Development and application of a hybrid long-short term memory - three dimensional variational technique for the improvement of PM2.5 forecasting.

Abstract The current state-of-the-art three-dimensional (3D) numerical model for air quality forecasting is restricted by the uncertainty from the emission inventory, physical/chemical parameterization, and meteorological prediction. Forecasting performance can be improved by using the 3D-variational (3D-VAR) technique for assimilating the observation data, which corrects the initial concentration field. However, errors from the prognostic model cause the correction effects at the first hour to be erased, and the bias of the forecast increases relatively fast as the simulation progresses. As an emerging alternative technique, long short-term memory (LSTM) shows promising performance in air quality forecasting for individual stations and outperforms the traditional persistent statistical models. In this study, a new method was developed to combine a 3D numerical model with 3D-VAR and LSTM techniques.
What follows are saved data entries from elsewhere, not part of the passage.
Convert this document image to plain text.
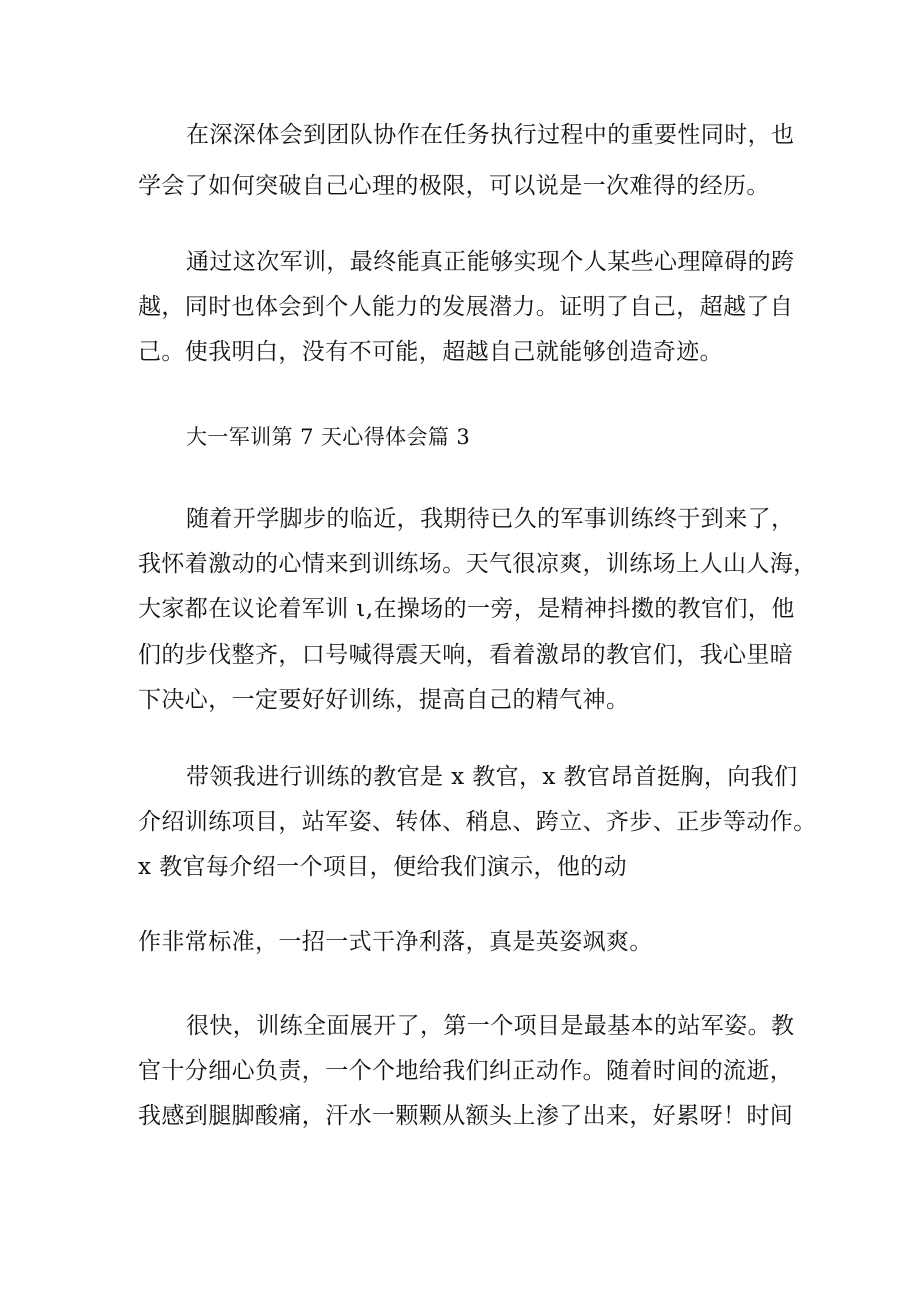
在深深体会到团队协作在任务执行过程中的重要性同时，也
学会了如何突破自己心理的极限，可以说是一次难得的经历。
通过这次军训，最终能真正能够实现个人某些心理障碍的跨
越，同时也体会到个人能力的发展潜力。证明了自己，超越了自
己。使我明白，没有不可能，超越自己就能够创造奇迹。
大一军训第 7 天心得体会篇 3
随着开学脚步的临近，我期待已久的军事训练终于到来了，
我怀着激动的心情来到训练场。天气很凉爽，训练场上人山人海，
大家都在议论着军训 ι,在操场的一旁，是精神抖擞的教官们，他
们的步伐整齐，口号喊得震天响，看着激昂的教官们，我心里暗
下决心，一定要好好训练，提高自己的精气神。
带领我进行训练的教官是 x 教官，x 教官昂首挺胸，向我们
介绍训练项目，站军姿、转体、稍息、跨立、齐步、正步等动作。
x 教官每介绍一个项目，便给我们演示，他的动
作非常标准，一招一式干净利落，真是英姿飒爽。
很快，训练全面展开了，第一个项目是最基本的站军姿。教
官十分细心负责，一个个地给我们纠正动作。随着时间的流逝，
我感到腿脚酸痛，汗水一颗颗从额头上渗了出来，好累呀！时间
This method integrates the advantage of LSTM, namely its high-accuracy forecasting for a single station and that of the 3D-VAR technique, namely its ability to extend improvement to the whole simulation domain. This hybrid method can effectively improve PM2.5 forecasting for the next 24 hours, relative to forecasting with the 3D-VAR technique which uses the initial hour concentration correction. Results showed that the root-mean-square error and normalized mean error were decreased by 29.3% and 33.3% in the validation stations, respectively. The LSTM–3D-VAR method developed in this study can be further applied in other regions to improve the forecasting of PM2.5 and other ambient pollutants.